| Feb 14, 2024


Report on Cataract Surgery in Kingston offers a long view of the pitfalls of healthcare privatisation.

The Kingston Health Council (KHC), and its affiliate the Ontario Health Council, have been persistent critics of the Ford government's efforts to support private delivery of publicly funded healthcare as part of the solution for the increasingly stretched Ontario Healthcare system.

This week, the KHC is releasing a new report, entitled “A Clear Eyed Analysis of Cataract Surgery Privatization – The Kingston Health Sciences Centre’s contract with a private-for profit company”.

The report is based upon documents obtained from the Kingston Health Sciences Centre (KHSC) using freedom of information requests, and searches for information regarding Independent Health Facilities, new Integrated Health Facilities Centres, and the Ontario Business Registry The intention of the study was to get a picture of the flow of money, contractual relationships and how service delivery has played out in a relationship that was entered into in 2021, and formalised when a contract was signed a year

It was shared with the Frontenac News, in advance of its release on Thursday, February 15.

The contract was signed February of 2023 between the KHSC, which oversees both Kingston General Hospital and Hotel Dieu Hospital, and Focus Medical Ancillary, to perform some of the hospital’s cataract surgeries.

The KHC report quotes an article from the Whig Standard, wherein the CEO of KHSC, Dr. Pichora, said that the hospital did not have enough nursing staff to keep up with the demand for cataract surgery, and that was why it was entering into the contract.

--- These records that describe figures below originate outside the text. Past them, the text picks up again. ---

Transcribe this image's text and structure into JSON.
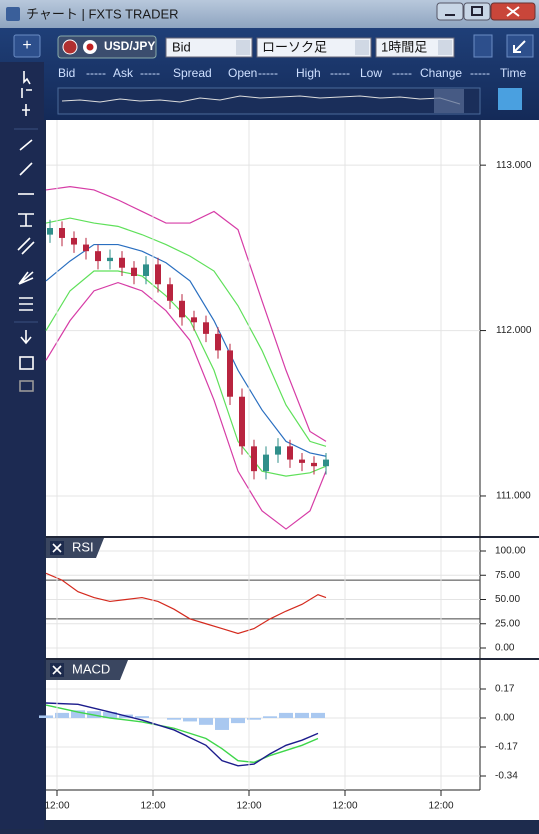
{
  "window": {
    "title": "チャート | FXTS TRADER"
  },
  "toolbar": {
    "symbol": "USD/JPY",
    "price_side": "Bid",
    "chart_type": "ローソク足",
    "timeframe": "1時間足"
  },
  "quote_bar": [
    "Bid",
    "-----",
    "Ask",
    "-----",
    "Spread",
    "Open",
    "-----",
    "High",
    "-----",
    "Low",
    "-----",
    "Change",
    "-----",
    "Time"
  ],
  "chart_data": [
    {
      "type": "candlestick",
      "x": [
        1,
        4,
        7,
        10,
        13,
        16,
        19,
        22,
        25,
        28,
        31,
        34,
        37,
        40,
        43,
        46,
        49,
        52,
        55,
        58,
        61,
        64,
        67,
        70
      ],
      "open": [
        112.58,
        112.62,
        112.56,
        112.52,
        112.48,
        112.42,
        112.44,
        112.38,
        112.33,
        112.4,
        112.28,
        112.18,
        112.08,
        112.05,
        111.98,
        111.88,
        111.6,
        111.3,
        111.15,
        111.25,
        111.3,
        111.22,
        111.2,
        111.18
      ],
      "high": [
        112.67,
        112.66,
        112.6,
        112.56,
        112.52,
        112.49,
        112.48,
        112.42,
        112.45,
        112.44,
        112.32,
        112.22,
        112.12,
        112.09,
        112.02,
        111.92,
        111.65,
        111.34,
        111.3,
        111.35,
        111.34,
        111.26,
        111.24,
        111.26
      ],
      "low": [
        112.53,
        112.51,
        112.47,
        112.43,
        112.37,
        112.37,
        112.33,
        112.28,
        112.28,
        112.23,
        112.13,
        112.03,
        112.0,
        111.93,
        111.83,
        111.55,
        111.25,
        111.1,
        111.1,
        111.2,
        111.17,
        111.15,
        111.13,
        111.13
      ],
      "close": [
        112.62,
        112.56,
        112.52,
        112.48,
        112.42,
        112.44,
        112.38,
        112.33,
        112.4,
        112.28,
        112.18,
        112.08,
        112.05,
        111.98,
        111.88,
        111.6,
        111.3,
        111.15,
        111.25,
        111.3,
        111.22,
        111.2,
        111.18,
        111.22
      ],
      "up_color": "#2f8f8a",
      "down_color": "#b8243f",
      "line_x": [
        0,
        6,
        12,
        18,
        24,
        30,
        36,
        42,
        48,
        54,
        60,
        66,
        70
      ],
      "lines": [
        {
          "color": "#d63ca6",
          "values": [
            112.85,
            112.87,
            112.85,
            112.79,
            112.72,
            112.65,
            112.65,
            112.72,
            112.61,
            112.18,
            111.76,
            111.39,
            111.33
          ]
        },
        {
          "color": "#5fe05a",
          "values": [
            112.65,
            112.68,
            112.65,
            112.63,
            112.58,
            112.52,
            112.45,
            112.36,
            112.15,
            111.88,
            111.55,
            111.33,
            111.3
          ]
        },
        {
          "color": "#2a6fc0",
          "values": [
            112.3,
            112.42,
            112.52,
            112.52,
            112.48,
            112.41,
            112.3,
            112.06,
            111.76,
            111.52,
            111.33,
            111.26,
            111.24
          ]
        },
        {
          "color": "#5fe05a",
          "values": [
            112.0,
            112.24,
            112.36,
            112.36,
            112.33,
            112.21,
            112.06,
            111.76,
            111.33,
            111.15,
            111.12,
            111.14,
            111.18
          ]
        },
        {
          "color": "#d63ca6",
          "values": [
            111.82,
            112.06,
            112.24,
            112.29,
            112.24,
            112.12,
            111.94,
            111.58,
            111.15,
            110.91,
            110.8,
            110.91,
            111.15
          ]
        }
      ],
      "xlim": [
        0,
        108.5
      ],
      "ylim": [
        110.758,
        113.273
      ],
      "yticks": [
        {
          "value": 113,
          "label": "113.000"
        },
        {
          "value": 112,
          "label": "112.000"
        },
        {
          "value": 111,
          "label": "111.000"
        }
      ]
    },
    {
      "type": "line",
      "title": "RSI",
      "x": [
        0,
        4,
        8,
        12,
        16,
        20,
        24,
        28,
        32,
        36,
        40,
        44,
        48,
        52,
        56,
        60,
        64,
        68,
        70
      ],
      "values": [
        77,
        70,
        58,
        52,
        48,
        50,
        52,
        48,
        40,
        30,
        25,
        20,
        15,
        20,
        30,
        38,
        45,
        55,
        52
      ],
      "color": "#d42a1e",
      "levels": [
        70,
        30
      ],
      "xlim": [
        0,
        108.5
      ],
      "ylim": [
        -10.3,
        113.4
      ],
      "yticks": [
        {
          "value": 100,
          "label": "100.00"
        },
        {
          "value": 75,
          "label": "75.00"
        },
        {
          "value": 50,
          "label": "50.00"
        },
        {
          "value": 25,
          "label": "25.00"
        },
        {
          "value": 0,
          "label": "0.00"
        }
      ]
    },
    {
      "type": "macd",
      "title": "MACD",
      "hist_x": [
        0,
        4,
        8,
        12,
        16,
        20,
        24,
        28,
        32,
        36,
        40,
        44,
        48,
        52,
        56,
        60,
        64,
        68
      ],
      "histogram": [
        0.015,
        0.03,
        0.045,
        0.04,
        0.035,
        0.02,
        0.011,
        0,
        -0.01,
        -0.02,
        -0.04,
        -0.07,
        -0.03,
        -0.01,
        0.01,
        0.03,
        0.03,
        0.03
      ],
      "hist_color": "#a9c8f0",
      "x": [
        0,
        8,
        16,
        24,
        32,
        40,
        44,
        48,
        52,
        56,
        60,
        64,
        68
      ],
      "macd": [
        0.088,
        0.08,
        0.035,
        -0.012,
        -0.07,
        -0.16,
        -0.25,
        -0.28,
        -0.27,
        -0.21,
        -0.16,
        -0.13,
        -0.09
      ],
      "signal": [
        0.076,
        0.035,
        0,
        -0.023,
        -0.06,
        -0.12,
        -0.18,
        -0.25,
        -0.26,
        -0.22,
        -0.19,
        -0.16,
        -0.12
      ],
      "macd_color": "#1c1c8c",
      "signal_color": "#3ed64a",
      "xlim": [
        0,
        108.5
      ],
      "ylim": [
        -0.422,
        0.34
      ],
      "yticks": [
        0.17,
        {
          "value": 0,
          "label": "0.00"
        },
        -0.17,
        -0.34
      ],
      "xticks": [
        {
          "value": 2.75,
          "label": "12:00"
        },
        {
          "value": 26.75,
          "label": "12:00"
        },
        {
          "value": 50.75,
          "label": "12:00"
        },
        {
          "value": 74.75,
          "label": "12:00"
        },
        {
          "value": 98.75,
          "label": "12:00"
        }
      ]
    }
  ]
}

The surgeries would remain under hospital oversight and would be done by hospital surgeons at the Focus Medical Ancillary owned site. There would be no extra charges to patients.

The 2023 contract formalised a memorandum of understanding which had been in place for two years, since February of 2021. If Focus Medical Ancillary does not sound familiar, it operates in Kingston as Focus Eye Centre, and is owned by the same person, Kevin Chadwick.

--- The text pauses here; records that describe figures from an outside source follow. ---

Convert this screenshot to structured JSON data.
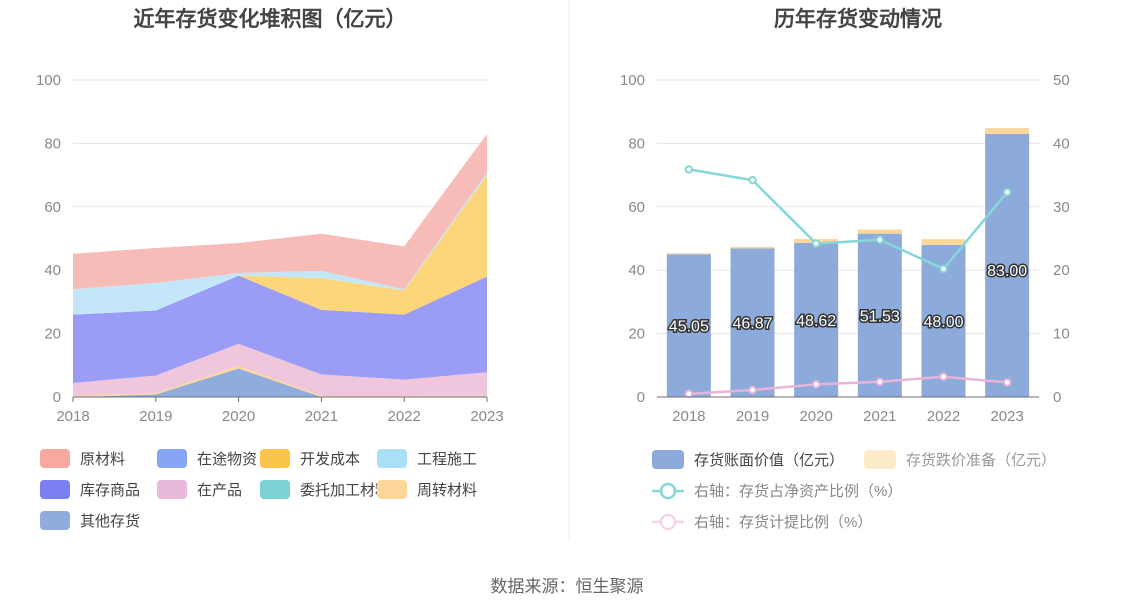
{
  "source_text": "数据来源：恒生聚源",
  "chart_data": [
    {
      "type": "area",
      "title": "近年存货变化堆积图（亿元）",
      "x": [
        "2018",
        "2019",
        "2020",
        "2021",
        "2022",
        "2023"
      ],
      "ylim": [
        0,
        100
      ],
      "yticks": [
        0,
        20,
        40,
        60,
        80,
        100
      ],
      "grid": true,
      "legend_position": "bottom",
      "series": [
        {
          "name": "其他存货",
          "color": "#8facdc",
          "values": [
            0,
            0.8,
            9.0,
            0,
            0,
            0
          ]
        },
        {
          "name": "周转材料",
          "color": "#fdd699",
          "values": [
            0.4,
            0.5,
            0.8,
            0.3,
            0.3,
            0.4
          ]
        },
        {
          "name": "在产品",
          "color": "#f0c6dd",
          "values": [
            4.0,
            5.5,
            7.0,
            6.8,
            5.2,
            7.4
          ]
        },
        {
          "name": "库存商品",
          "color": "#9a9cf6",
          "values": [
            21.6,
            20.5,
            21.5,
            20.4,
            20.5,
            30.2
          ]
        },
        {
          "name": "开发成本",
          "color": "#fdd67c",
          "values": [
            0,
            0,
            0,
            10.0,
            7.6,
            32.0
          ]
        },
        {
          "name": "工程施工",
          "color": "#c3e7f9",
          "values": [
            8.0,
            8.7,
            0.8,
            2.3,
            0.4,
            0.8
          ]
        },
        {
          "name": "委托加工材料",
          "color": "#8ad6d6",
          "values": [
            0,
            0,
            0,
            0,
            0,
            0
          ]
        },
        {
          "name": "原材料",
          "color": "#f8bcb8",
          "values": [
            11.2,
            11.0,
            9.5,
            11.7,
            13.5,
            12.2
          ]
        }
      ],
      "legend": [
        {
          "name": "原材料",
          "color": "#f8a89f"
        },
        {
          "name": "在途物资",
          "color": "#87a5f7"
        },
        {
          "name": "开发成本",
          "color": "#fbc54b"
        },
        {
          "name": "工程施工",
          "color": "#a9dff7"
        },
        {
          "name": "库存商品",
          "color": "#7a80f2"
        },
        {
          "name": "在产品",
          "color": "#e8b9d9"
        },
        {
          "name": "委托加工材料",
          "color": "#7dd3d3"
        },
        {
          "name": "周转材料",
          "color": "#fdd699"
        },
        {
          "name": "其他存货",
          "color": "#8facdc"
        }
      ]
    },
    {
      "type": "bar",
      "title": "历年存货变动情况",
      "categories": [
        "2018",
        "2019",
        "2020",
        "2021",
        "2022",
        "2023"
      ],
      "ylim": [
        0,
        100
      ],
      "yticks": [
        0,
        20,
        40,
        60,
        80,
        100
      ],
      "y2lim": [
        0,
        50
      ],
      "y2ticks": [
        0,
        10,
        20,
        30,
        40,
        50
      ],
      "grid": true,
      "legend_position": "bottom",
      "series": [
        {
          "name": "存货账面价值（亿元）",
          "color": "#8dabda",
          "values": [
            45.05,
            46.87,
            48.62,
            51.53,
            48.0,
            83.0
          ],
          "labels": [
            "45.05",
            "46.87",
            "48.62",
            "51.53",
            "48.00",
            "83.00"
          ]
        },
        {
          "name": "存货跌价准备（亿元）",
          "color": "#fdd699",
          "values": [
            0.3,
            0.5,
            1.2,
            1.3,
            1.8,
            1.8
          ]
        }
      ],
      "line_series": [
        {
          "name": "右轴：存货占净资产比例（%）",
          "color": "#86d7d8",
          "values": [
            35.9,
            34.2,
            24.2,
            24.8,
            20.2,
            32.3
          ]
        },
        {
          "name": "右轴：存货计提比例（%）",
          "color": "#e8b4d9",
          "values": [
            0.5,
            1.1,
            2.0,
            2.4,
            3.2,
            2.3
          ]
        }
      ]
    }
  ]
}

According to the KHC report, between February of 2021, and September of 2023, the cost to the Ontario taxpayer for the KHSC ordered surgeries, that have been performed at the Focus Eye Centre, has been 56% higher than if they had been done at KHSC. The costs are outlined in the report.

“The total cost was $2.1million, including top up funds from provincial grants. If the same 2,590 procedures had been done in KHSC it would have cost $1.3 million” according to the report

The KHC report goes on to outline a complicated contractual relationship between the KHSC and FMA, concluding that the contract may have lapsed in September of 2023. but that the arrangement has been maintained.

It also said that the original rationale for off-loading the surgeries, all the way back in the fall of 2021, was for it to be a temporary solution to problems brought on by the COVID pandemic.

“Ostensibly, extra temporary space was needed so the hospital could ‘focus on urgent work,’ such as cancer cases, more complex ophthalmology cases and orthopedic cases. KHSC ophthalmology operating rooms (OR) were to be used for more urgent non-ophthalmologic cases, and the proposal, to make up for the loss in operating space, was that easier eye surgeries would go to FMA. This was the public story explaining why KHSC was using the FMA facility” – KHC report page 7.

However, in a briefing note released in April of 2023 by KHSC, the temporary arrangement seems to have changed into a pilot project that is being proposed as a model for not only cataract surgery, but other health care services as well: “The continued collaboration with Focus Eye Centre (FEC) …. demonstrates a return on investment with a public and private partnership which has moved activity to the community that does not require academic hospital care.”

The report pointed to what it calls convenient wording in the above-quoted passage: “In this sentence, ‘community’ needs to be read as a ‘for-profit clinic’ and ‘public and private partnership’ as a contract to privatise. If a real ‘community-based’ clinic was needed, a better option would have been to establish a facility completely operated by the hospital,” it says.